Blocking some T cells may unleash full power of immune system against cancer

By Samantha Black, PhD, The Science Advisory Board editor in chief

Researchers have identified a way to restrict regulatory T-cell (Treg) activity in tumor cells, which in turn can unleash other immune cells (conventional T cells) to attack tumors in cancer patients. The research is being published in the August 3 issue of the Proceedings of the National Academy of Sciences.

"A patient's immune system is more than able to detect and remove cancer cells, and immunotherapy has recently emerged as a novel therapy for many different types of cancers," explained lead author Nullin Divecha, PhD, a professor at the University of Southampton, in a statement. "However, cancer cells can generate a microenvironment within the tumor that stops the immune system from working thereby limiting the general use and success of immunotherapy."

Tregs play a key role in immune surveillance to prevent autoimmunity and can limit legitimate immune responses through suppression of effector T-cell (Teff) signaling and tumor cell killing.
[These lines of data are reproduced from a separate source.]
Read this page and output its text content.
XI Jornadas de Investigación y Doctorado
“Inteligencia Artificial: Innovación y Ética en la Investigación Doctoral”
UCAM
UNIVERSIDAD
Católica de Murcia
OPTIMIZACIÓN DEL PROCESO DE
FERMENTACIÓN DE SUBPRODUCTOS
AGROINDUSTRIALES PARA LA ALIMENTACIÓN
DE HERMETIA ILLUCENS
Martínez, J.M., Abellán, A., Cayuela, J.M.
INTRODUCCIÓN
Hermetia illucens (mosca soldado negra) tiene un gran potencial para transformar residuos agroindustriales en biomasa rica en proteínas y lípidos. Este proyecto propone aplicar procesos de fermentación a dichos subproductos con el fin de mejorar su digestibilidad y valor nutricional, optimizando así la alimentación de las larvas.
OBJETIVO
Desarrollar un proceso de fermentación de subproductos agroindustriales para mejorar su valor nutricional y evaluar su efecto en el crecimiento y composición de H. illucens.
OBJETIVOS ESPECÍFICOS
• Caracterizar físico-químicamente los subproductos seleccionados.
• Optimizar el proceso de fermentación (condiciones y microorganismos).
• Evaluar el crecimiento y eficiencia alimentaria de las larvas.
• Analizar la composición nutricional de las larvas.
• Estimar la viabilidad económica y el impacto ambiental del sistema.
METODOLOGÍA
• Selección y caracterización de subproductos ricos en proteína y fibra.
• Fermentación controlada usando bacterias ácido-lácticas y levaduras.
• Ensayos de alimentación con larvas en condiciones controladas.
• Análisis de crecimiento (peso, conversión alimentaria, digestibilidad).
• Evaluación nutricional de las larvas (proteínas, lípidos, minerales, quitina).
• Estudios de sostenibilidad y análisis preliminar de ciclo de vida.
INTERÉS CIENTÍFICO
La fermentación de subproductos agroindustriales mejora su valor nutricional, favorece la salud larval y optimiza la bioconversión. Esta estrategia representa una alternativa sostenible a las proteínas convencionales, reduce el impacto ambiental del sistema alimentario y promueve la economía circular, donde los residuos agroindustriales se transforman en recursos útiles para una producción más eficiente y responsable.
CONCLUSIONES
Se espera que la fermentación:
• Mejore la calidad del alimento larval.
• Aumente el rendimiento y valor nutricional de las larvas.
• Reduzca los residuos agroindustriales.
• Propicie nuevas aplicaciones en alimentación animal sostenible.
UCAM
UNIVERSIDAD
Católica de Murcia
Tregs express high levels of Treg lineage specification transcription factor Forkhead box P3 (FOXP3), which controls their function and identity. In tumors, Tregs represent up to 20% to 30% of CD4+ T cells.

"Tregs carry out an important function in the human body because without them, the immune system can run out of control and attack normal cells of the body," Divecha said. "However, in cancer patients, we need to give the Teff cells more freedom to carry out their job."

Treg depletion has the potential to boost antitumor immune responses. Pharmacological tuning of Treg activity -- without impacting conventional T-cell activity -- would be extremely beneficial. In the current study, researchers from the University of Southampton and the National Institute of Molecular Genetics in Milan found that a group of enzymes called phosphatidylinositol 5-phosphate 4-kinases (PIP4Ks) could be the answer to how Tregs can be restricted without affecting effector T cells.

There are three isoforms of PIP4Ks: 2A, 2B, and 2C. Loss of PIP4K2C in mice has been shown to lead to late-onset hyperinflammation and has been linked to susceptibility to autoimmune diseases.

Using healthy donors, the research team depleted Treg and PIP4K to determine the effect on immune responses in vitro. Loss of PIP4Ks from Tregs stopped them from growing and responding to immune signals, which in turn stopped them from blocking the growth and function of effector T cells. Depletion of PIP4K2B in Tregs changed the expression of 2,569 genes, while depletion of PIP4K2C resulted in only 524 changed genes. These sets of genes contained a high degree of overlap.

Diagram explaining the effects of restricting Treg activity on tumors
This diagram explains the effects of restricting Treg activity on tumors. Image courtesy of the University of Southampton.

Importantly, when PIP4K was removed from effector T cells, activity was not lost.

"This was surprising because PIP4Ks are in both types of T cells in similar concentrations, but our study shows that they seem to have a more important function for Tregs than T effectors," said Alessandro Poli, PhD, a postdoc at the National Institute of Molecular Genetics and FIRC Institute of Molecular Oncology Foundation.

With genetic and pharmacological inhibition assays, the team demonstrated that PIP4K suppresses human Treg function in three ways. First, the enzymes control signaling through the phosphoinositide 3-kinase (PI3K), mammalian target of rapamycin complex 1 (mTORC1/S6), and mitogen-activated protein kinase (MAPK) pathways that control the cell cycle and mitosis. Second, they impact Treg proliferation and cause Treg cell death. In this case, conventional T-cell activation is left intact. Third, they control the expression of the master transcriptional regulator FOXP3 and, more broadly, reprogram Treg transcription profiles.

Inhibition of PIP4K as a potential therapeutic for patients requires the development of inhibitory molecules. The team tested an irreversible inhibitor of PIP4K2C depletion in human Tregs. The inhibitor increased immune responses in Tregs but had little effect in conventional T cells.

"Towards this end, we show that treatment with a drug-like inhibitor of PIP4K could enable the immune system to function more strongly and be better equipped to destroy tumor cells," Poli explained.